A Hot New Memory ETF Just Drew $1 Billion in 10 Days

Dow Jones
04/23

Roundhill’s DRAM ETF hits $1 billion in assets in just 10 trading days.

A new exchange-traded fund has had one of the fastest starts in recent memory—by investing in memory.  

The Roundhill Memory ETF, known by its ticker symbol DRAM, launched on April 2 with little fanfare and no major seed investors. The fund has gathered more than $1 billion in assets in less than two weeks, rare for any ETF and an unprecedented feat for such a small money manager.

The theme ETF tracks computer-memory and -storage stocks, a small but red-hot niche that has benefited from huge demand related to the AI infrastructure build-out. More than three-quarters of the fund is exposed to just three stocks: Samsung Electronics and SK Hynix, of South Korea, and Idaho-based Micron Technology.

The fund’s runaway success has surprised even its managers. 

“To be quite honest, we were not forecasting that this ETF would essentially be in rarefied air within 10 days,” said Dave Mazza, chief executive of boutique asset manager Roundhill Investments. 

Concentrated-theme ETFs have a rocky record. A handful, such as funds tracking the Magnificent Seven technology companies, have been hits, though they took years to reach $1 billion in assets.
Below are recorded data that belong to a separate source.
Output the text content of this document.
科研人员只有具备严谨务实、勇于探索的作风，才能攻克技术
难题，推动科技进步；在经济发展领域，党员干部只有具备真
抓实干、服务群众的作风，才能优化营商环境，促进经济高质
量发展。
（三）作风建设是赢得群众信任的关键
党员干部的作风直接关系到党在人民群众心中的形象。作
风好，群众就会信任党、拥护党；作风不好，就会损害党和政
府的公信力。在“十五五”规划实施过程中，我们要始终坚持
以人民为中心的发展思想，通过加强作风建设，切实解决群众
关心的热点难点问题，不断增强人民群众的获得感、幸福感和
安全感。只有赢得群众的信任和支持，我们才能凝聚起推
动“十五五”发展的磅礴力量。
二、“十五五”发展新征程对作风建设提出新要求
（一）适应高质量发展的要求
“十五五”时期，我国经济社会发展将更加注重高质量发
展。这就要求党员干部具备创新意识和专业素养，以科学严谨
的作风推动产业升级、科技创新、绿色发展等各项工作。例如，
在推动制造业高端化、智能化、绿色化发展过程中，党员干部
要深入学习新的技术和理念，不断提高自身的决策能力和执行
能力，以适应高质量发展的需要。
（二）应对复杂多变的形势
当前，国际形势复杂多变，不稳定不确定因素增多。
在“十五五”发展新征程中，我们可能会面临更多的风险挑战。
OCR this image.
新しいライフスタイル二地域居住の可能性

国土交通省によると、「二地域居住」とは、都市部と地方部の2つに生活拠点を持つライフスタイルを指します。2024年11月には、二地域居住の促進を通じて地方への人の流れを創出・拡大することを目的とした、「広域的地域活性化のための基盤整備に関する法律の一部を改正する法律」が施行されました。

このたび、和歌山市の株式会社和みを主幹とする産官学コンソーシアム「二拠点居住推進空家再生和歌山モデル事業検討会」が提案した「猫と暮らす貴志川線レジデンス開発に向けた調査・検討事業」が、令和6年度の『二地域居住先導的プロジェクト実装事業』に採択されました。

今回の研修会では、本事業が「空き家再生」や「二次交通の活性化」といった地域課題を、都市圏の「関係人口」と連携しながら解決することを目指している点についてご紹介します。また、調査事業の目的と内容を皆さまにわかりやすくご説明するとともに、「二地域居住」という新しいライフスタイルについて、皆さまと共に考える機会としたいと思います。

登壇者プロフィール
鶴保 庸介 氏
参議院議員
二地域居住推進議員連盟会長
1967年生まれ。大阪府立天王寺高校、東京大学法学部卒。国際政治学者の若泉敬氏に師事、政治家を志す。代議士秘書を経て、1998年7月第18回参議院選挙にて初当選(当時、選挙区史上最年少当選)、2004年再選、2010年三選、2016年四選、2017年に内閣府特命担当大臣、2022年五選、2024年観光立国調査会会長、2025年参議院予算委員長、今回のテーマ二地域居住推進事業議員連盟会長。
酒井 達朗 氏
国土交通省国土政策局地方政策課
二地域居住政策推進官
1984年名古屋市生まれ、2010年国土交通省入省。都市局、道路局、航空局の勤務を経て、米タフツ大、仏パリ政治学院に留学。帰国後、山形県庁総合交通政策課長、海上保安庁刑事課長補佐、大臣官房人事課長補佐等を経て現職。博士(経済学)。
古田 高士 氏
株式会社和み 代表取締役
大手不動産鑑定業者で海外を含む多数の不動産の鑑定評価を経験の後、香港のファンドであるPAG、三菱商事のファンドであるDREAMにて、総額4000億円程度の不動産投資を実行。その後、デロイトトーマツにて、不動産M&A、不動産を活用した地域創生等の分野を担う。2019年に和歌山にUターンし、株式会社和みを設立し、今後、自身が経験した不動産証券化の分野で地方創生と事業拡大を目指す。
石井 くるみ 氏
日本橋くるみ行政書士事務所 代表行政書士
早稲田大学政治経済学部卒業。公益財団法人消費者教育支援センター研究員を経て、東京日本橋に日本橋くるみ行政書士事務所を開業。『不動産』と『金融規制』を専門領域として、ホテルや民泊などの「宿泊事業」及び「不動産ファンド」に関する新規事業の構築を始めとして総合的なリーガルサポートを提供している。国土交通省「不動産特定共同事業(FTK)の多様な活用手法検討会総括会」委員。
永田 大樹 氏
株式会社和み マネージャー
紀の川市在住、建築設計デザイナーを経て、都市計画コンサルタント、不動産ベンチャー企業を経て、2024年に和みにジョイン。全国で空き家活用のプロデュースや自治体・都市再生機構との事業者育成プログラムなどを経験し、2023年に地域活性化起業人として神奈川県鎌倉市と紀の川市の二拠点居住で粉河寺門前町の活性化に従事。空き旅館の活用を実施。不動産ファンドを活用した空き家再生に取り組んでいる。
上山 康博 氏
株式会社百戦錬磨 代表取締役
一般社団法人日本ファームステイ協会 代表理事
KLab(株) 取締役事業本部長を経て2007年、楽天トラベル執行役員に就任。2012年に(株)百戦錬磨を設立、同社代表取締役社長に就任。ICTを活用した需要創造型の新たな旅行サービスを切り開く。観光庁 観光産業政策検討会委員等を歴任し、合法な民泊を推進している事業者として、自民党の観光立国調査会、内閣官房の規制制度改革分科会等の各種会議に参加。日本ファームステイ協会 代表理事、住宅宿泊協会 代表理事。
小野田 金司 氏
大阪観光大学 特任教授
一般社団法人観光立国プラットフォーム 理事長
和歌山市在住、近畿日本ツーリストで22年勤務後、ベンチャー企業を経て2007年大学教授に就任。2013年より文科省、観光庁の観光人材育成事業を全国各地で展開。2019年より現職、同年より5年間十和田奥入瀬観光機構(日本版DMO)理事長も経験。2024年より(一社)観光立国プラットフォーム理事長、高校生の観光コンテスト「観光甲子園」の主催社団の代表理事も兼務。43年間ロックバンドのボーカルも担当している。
Most have languished, often suffering from managers’ tendency to launch funds right as a market theme has peaked.

The DRAM fund’s rapid ascent is “beyond shocking,” Bloomberg Intelligence ETF analyst Eric Balchunas wrote on X. 

The fund has benefited from the speculative fervor around memory stocks and the fact that it solves a problem for some investors: Neither Samsung nor SK Hynix, two of the world’s biggest memory companies, trade in the U.S., making them harder for American investors to access.

Memory stocks have posted large gains recently, leaving some analysts concerned about market froth. Sandisk is the S&P 500’s best performer this year, up nearly 300%. In Korea, Samsung shares are up 83%.

Much of the demand is coming from individual investors, Mazza said, though a handful of larger tickets show that hedge funds are likely trading it too. The fund has gained traction with individual traders on social-media platforms like Reddit and X.

High overnight trading volume indicates that international investors are also buying. South Korea has an active base of individual stock traders, known locally as “ants.”

“South Korean retail investors are very active, and I think they’re particularly proud that there’s now a U.S.-listed ETF that provides exposure to companies that are so important to their local market,” Mazza said. 

Through Monday, the DRAM ETF has posted a net $1.03 billion inflow, according to FactSet. The fund charges a 0.65% annual management fee and will substantially boost Roundhill’s revenue if it can maintain assets at the current level. Founded in 2018, Roundhill has about a dozen employees. DRAM is already its third-largest ETF.